Based on the North American utility responses, the most frequently used voltage ranges used to power T&D substation automation equipment were: 72-125 VDC followed by 24-48 VDC.

Current and Planned Use of Substation Security Measures:
Seven optional responses were listed in this question on substation security methods and practices. Utilities were asked to indicate whether they were using or had plans to use any of the following: encryption of RTU communications, password protection for IEDs, video camera surveillance, improved intrusion detection, secure facilities, eye/fingerprint identification, and limited accessibility to substation-related keys.

Three security measures stand out from the group as having been implemented by mid-2005. These included two physical measures and one cyber measure. First, limited accessibility to substation-related keys; secondly, secure substation facilities (locked building and enclosures); and thirdly, password protection for access to intelligent electronic devices. Plans for adding additional security by 2007 include: improved intrusion detection, deployment of camera surveillance and encryption of RTU communications.

Additional Observations Gleaned from the Study:
• The years 2002-2004 were slow growth - or no growth - years in most categories of intelligent electronic equipment sales related to the modern, increasingly digital, electric power substation. Few retrofit programs were undertaken except for the most critical of substations.

• Increasingly, it is becoming more difficult to separate substation product classifications as manufacturers tout their platforms as "multifunctional" and the product positioning of many electronic devices now cuts across multiple product classifications.

• Newton-Evans further estimates that only about 12% of utility operated substations have been fully automated and integrated by year end 2005. Most of these are in fact newly or recently constructed substations.
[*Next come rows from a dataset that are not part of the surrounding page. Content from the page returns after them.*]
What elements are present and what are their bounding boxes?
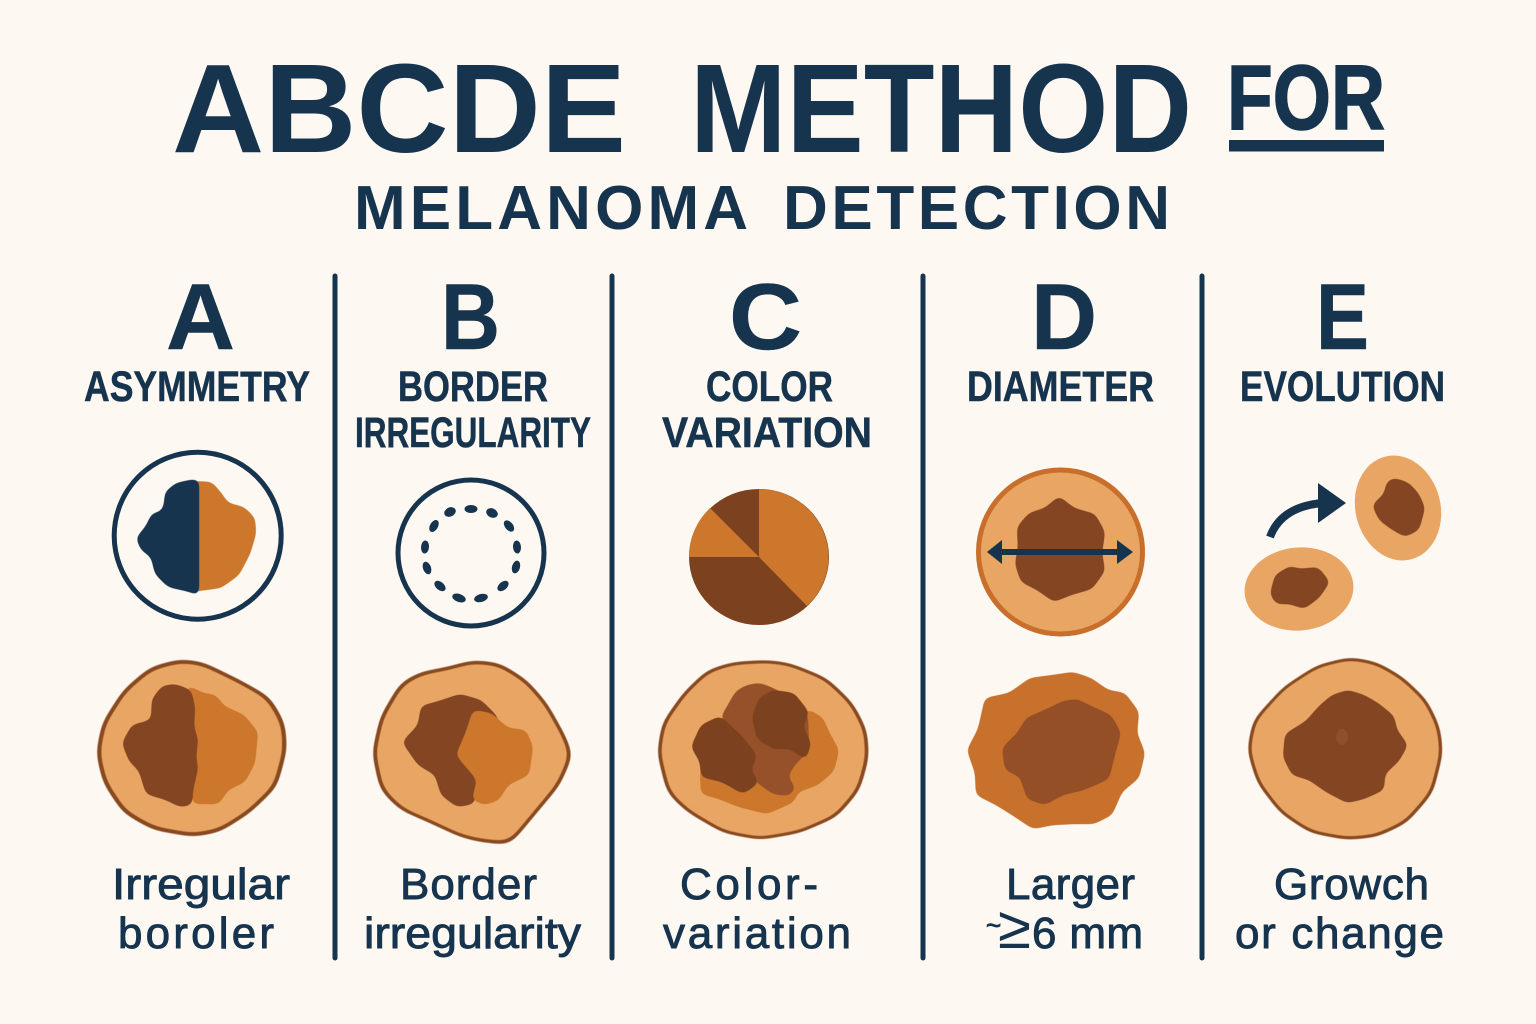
letter C: C xyxy=(729,264,802,369)
title: ABCDE xyxy=(172,38,626,179)
panel: C color variation xyxy=(657,264,872,958)
caption: irregular border: boroler xyxy=(118,909,274,958)
subtitle: MELANOMA xyxy=(354,174,748,243)
caption: color variation: Color- xyxy=(680,860,818,909)
subtitle: DETECTION xyxy=(783,174,1170,243)
caption: larger than 6 mm: Larger xyxy=(1006,860,1135,909)
title: METHOD xyxy=(690,38,1192,179)
icon: dotted border in circle xyxy=(398,480,544,626)
title word: FOR: FOR xyxy=(1227,47,1385,149)
mole illustration: border xyxy=(372,660,573,845)
column dividers xyxy=(335,276,1202,958)
title xyxy=(172,38,1385,179)
letter A: A xyxy=(166,264,235,369)
caption: irregular border: Irregular xyxy=(112,860,290,909)
caption: irregular border xyxy=(112,860,290,958)
icon: diameter measurement xyxy=(978,470,1142,634)
caption: growth or change xyxy=(1235,860,1444,958)
icon: evolving lesion xyxy=(1241,446,1452,635)
heading: diameter: DIAMETER xyxy=(967,363,1154,411)
heading: border irregularity: BORDER xyxy=(398,363,548,411)
caption: border irregularity xyxy=(364,860,581,958)
heading: color variation xyxy=(662,363,872,457)
heading: border irregularity xyxy=(355,363,591,457)
heading: color variation: VARIATION xyxy=(662,409,872,457)
caption: larger than 6 mm: ~ xyxy=(986,910,1001,940)
panel: A asymmetry xyxy=(84,264,310,958)
caption: growth or change: Growch xyxy=(1274,860,1429,909)
caption: growth or change: or change xyxy=(1235,909,1444,958)
letter B: B xyxy=(441,264,500,369)
heading: asymmetry: ASYMMETRY xyxy=(84,363,310,411)
caption: color variation: variation xyxy=(663,909,851,958)
arrow: double-headed width xyxy=(987,540,1133,564)
subtitle xyxy=(354,174,1170,243)
caption: larger than 6 mm: 6 mm xyxy=(1032,909,1143,958)
heading: evolution: EVOLUTION xyxy=(1240,363,1445,411)
icon: color pie chart xyxy=(689,489,829,625)
small lesion: before xyxy=(1241,543,1357,635)
letter D: D xyxy=(1031,264,1097,369)
panel: D diameter xyxy=(967,264,1154,961)
panel: E evolution xyxy=(1235,264,1452,958)
mole illustration: diameter xyxy=(967,672,1145,829)
caption: border irregularity: irregularity xyxy=(364,909,581,958)
caption: color variation xyxy=(663,860,851,958)
icon: asymmetric lesion in circle xyxy=(114,452,281,619)
arrow: change over time xyxy=(1270,483,1346,537)
small lesion: after xyxy=(1344,446,1452,570)
caption: larger than 6 mm: ≥ xyxy=(998,894,1031,961)
heading: color variation: COLOR xyxy=(706,363,833,411)
caption: larger than 6 mm xyxy=(986,860,1143,961)
mole illustration: color variation xyxy=(657,660,869,840)
letter E: E xyxy=(1316,264,1369,369)
heading: border irregularity: IRREGULARITY xyxy=(355,409,591,457)
caption: border irregularity: Border xyxy=(400,860,537,909)
mole illustration: evolution xyxy=(1247,657,1443,840)
panel: B border irregularity xyxy=(355,264,591,958)
mole illustration: asymmetry xyxy=(96,659,287,837)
• Most substation equipment manufacturers (mid size and smaller companies) and integrators surveyed in the second half of 2005 have indicated some moderate-to-good growth market conditions within their utility sales sectors, resulting in sales that are as much as 5% to 15% higher than 2003 or 2004 sales levels.
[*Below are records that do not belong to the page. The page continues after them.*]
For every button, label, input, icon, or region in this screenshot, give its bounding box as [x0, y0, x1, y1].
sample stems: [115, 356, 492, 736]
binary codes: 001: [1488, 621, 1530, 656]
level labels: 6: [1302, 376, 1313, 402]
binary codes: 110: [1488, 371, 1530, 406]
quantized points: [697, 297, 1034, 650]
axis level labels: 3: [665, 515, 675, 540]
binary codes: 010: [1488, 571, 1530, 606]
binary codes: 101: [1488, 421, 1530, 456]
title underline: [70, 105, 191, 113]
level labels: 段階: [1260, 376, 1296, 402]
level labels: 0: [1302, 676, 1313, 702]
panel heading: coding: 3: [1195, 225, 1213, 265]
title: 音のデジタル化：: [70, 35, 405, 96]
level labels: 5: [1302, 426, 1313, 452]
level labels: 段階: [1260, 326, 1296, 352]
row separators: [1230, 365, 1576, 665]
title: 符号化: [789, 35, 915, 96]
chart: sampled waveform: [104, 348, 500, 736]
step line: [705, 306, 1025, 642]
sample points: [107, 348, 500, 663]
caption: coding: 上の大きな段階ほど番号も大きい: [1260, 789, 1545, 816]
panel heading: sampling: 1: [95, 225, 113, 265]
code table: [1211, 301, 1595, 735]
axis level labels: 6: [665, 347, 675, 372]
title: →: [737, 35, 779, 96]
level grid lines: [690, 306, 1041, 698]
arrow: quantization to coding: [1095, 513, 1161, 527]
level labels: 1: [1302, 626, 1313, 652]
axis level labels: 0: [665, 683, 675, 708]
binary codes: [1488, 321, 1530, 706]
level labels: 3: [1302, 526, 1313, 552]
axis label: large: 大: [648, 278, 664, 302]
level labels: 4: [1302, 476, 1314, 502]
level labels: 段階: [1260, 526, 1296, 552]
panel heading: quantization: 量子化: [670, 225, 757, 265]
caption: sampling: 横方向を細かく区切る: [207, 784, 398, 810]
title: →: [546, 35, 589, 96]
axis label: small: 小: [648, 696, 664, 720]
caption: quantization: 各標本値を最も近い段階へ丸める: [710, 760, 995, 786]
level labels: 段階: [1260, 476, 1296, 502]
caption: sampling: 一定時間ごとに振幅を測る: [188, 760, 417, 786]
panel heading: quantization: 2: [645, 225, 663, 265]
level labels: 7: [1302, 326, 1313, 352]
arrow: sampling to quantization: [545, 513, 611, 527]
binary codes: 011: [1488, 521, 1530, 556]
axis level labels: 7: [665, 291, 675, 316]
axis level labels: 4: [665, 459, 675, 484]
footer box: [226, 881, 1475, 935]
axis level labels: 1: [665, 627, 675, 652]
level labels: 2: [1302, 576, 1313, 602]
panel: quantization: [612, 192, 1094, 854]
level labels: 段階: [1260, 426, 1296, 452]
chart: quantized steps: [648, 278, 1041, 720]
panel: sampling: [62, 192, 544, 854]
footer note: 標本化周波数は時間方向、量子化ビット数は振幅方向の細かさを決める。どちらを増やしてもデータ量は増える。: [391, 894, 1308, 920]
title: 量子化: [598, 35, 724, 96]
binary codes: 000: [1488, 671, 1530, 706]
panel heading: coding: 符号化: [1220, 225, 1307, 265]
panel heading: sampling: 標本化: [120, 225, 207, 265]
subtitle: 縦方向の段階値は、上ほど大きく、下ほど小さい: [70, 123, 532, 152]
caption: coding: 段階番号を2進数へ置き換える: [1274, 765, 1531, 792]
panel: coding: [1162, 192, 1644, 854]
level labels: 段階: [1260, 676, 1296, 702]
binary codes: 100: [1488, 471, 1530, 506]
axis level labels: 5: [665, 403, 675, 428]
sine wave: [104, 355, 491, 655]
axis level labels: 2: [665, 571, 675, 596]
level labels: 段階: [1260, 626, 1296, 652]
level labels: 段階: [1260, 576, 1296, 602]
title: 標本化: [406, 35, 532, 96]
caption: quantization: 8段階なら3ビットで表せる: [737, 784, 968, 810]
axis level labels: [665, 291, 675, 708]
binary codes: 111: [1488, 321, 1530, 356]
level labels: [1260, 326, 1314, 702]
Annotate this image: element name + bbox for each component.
• Economic growth has continued in many electricity dependent sectors. In turn, this spurs demand for increased electric power, and increasingly reliable power. This results in internal planning for infrastructure and automation programs.
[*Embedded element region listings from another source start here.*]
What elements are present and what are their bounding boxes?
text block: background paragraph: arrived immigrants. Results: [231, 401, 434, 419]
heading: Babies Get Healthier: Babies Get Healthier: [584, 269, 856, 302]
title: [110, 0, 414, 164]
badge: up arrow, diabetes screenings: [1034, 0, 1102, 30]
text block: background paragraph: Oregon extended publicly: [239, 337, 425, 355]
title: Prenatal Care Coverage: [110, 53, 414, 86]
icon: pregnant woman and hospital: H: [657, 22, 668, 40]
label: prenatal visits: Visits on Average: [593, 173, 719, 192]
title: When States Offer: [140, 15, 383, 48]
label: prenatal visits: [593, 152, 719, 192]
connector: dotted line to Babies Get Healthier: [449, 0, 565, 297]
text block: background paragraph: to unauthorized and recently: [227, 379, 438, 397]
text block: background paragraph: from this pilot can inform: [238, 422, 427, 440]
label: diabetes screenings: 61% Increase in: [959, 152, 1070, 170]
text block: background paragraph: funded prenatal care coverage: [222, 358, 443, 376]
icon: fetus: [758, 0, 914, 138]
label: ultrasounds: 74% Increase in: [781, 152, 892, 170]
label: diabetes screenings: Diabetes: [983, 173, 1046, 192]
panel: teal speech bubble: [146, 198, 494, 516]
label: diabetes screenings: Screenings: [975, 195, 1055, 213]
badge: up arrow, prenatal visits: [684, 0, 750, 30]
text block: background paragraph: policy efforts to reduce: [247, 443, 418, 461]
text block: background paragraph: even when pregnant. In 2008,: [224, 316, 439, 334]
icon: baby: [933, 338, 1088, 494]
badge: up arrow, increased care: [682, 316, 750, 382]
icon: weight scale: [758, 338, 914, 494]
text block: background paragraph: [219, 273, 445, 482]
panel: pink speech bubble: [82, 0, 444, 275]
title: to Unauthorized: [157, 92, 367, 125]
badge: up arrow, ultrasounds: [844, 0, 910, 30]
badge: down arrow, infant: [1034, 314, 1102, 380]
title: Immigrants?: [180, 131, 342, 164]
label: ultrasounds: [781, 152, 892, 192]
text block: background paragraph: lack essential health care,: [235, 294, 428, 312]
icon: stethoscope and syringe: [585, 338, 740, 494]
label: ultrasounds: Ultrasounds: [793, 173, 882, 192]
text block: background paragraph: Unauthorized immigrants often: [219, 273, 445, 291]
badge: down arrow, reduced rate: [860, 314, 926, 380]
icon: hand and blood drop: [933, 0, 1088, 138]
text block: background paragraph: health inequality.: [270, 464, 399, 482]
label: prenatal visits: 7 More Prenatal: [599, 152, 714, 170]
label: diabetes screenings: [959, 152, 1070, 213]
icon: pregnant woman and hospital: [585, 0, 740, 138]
• There remains some concern in the industry about the dearth of skilled engineering resources due to retirements and layoffs. This may further impact the ability of technology supplier companies to engage utilities for other than short-term requirements. However, third party engineering and integration service firms are now making significant strides in winning substation automation-related business from planning to design to construction.

• If distributed generation activities continue to increase across the world, there is some positive benefit that will occur for the substation automation, integration and retrofit business, as utilities become more involved with DG efforts.

• In summary, retrofit substations will be upgraded as warranted, based on load growth, criticality to customers, and development of DG programs. New substations will increasingly be designed and constructed as integrated and automated remote assets for the utility.

• Protocol use and plans among North American electric power utilities continue to differ from the trends among utilities in the international communities. North American utilities continue to strongly support DNP 3, and will likely migrate to a LAN version of this protocol. See the comparative charts at the end of the release.

• International utilities tend to use IEC protocols. Currently, the 60870-5-103 protocol is popular, especially in Europe, while migration to IEC 61850 is underway in Europe, the Middle East and Africa, and among some of the largest utilities elsewhere. Nonetheless, Latin American and Asian Pacific utilities report strong use of Modbus and Asia-Pacific utilities tend to align themselves more with DNP 3 at the present time.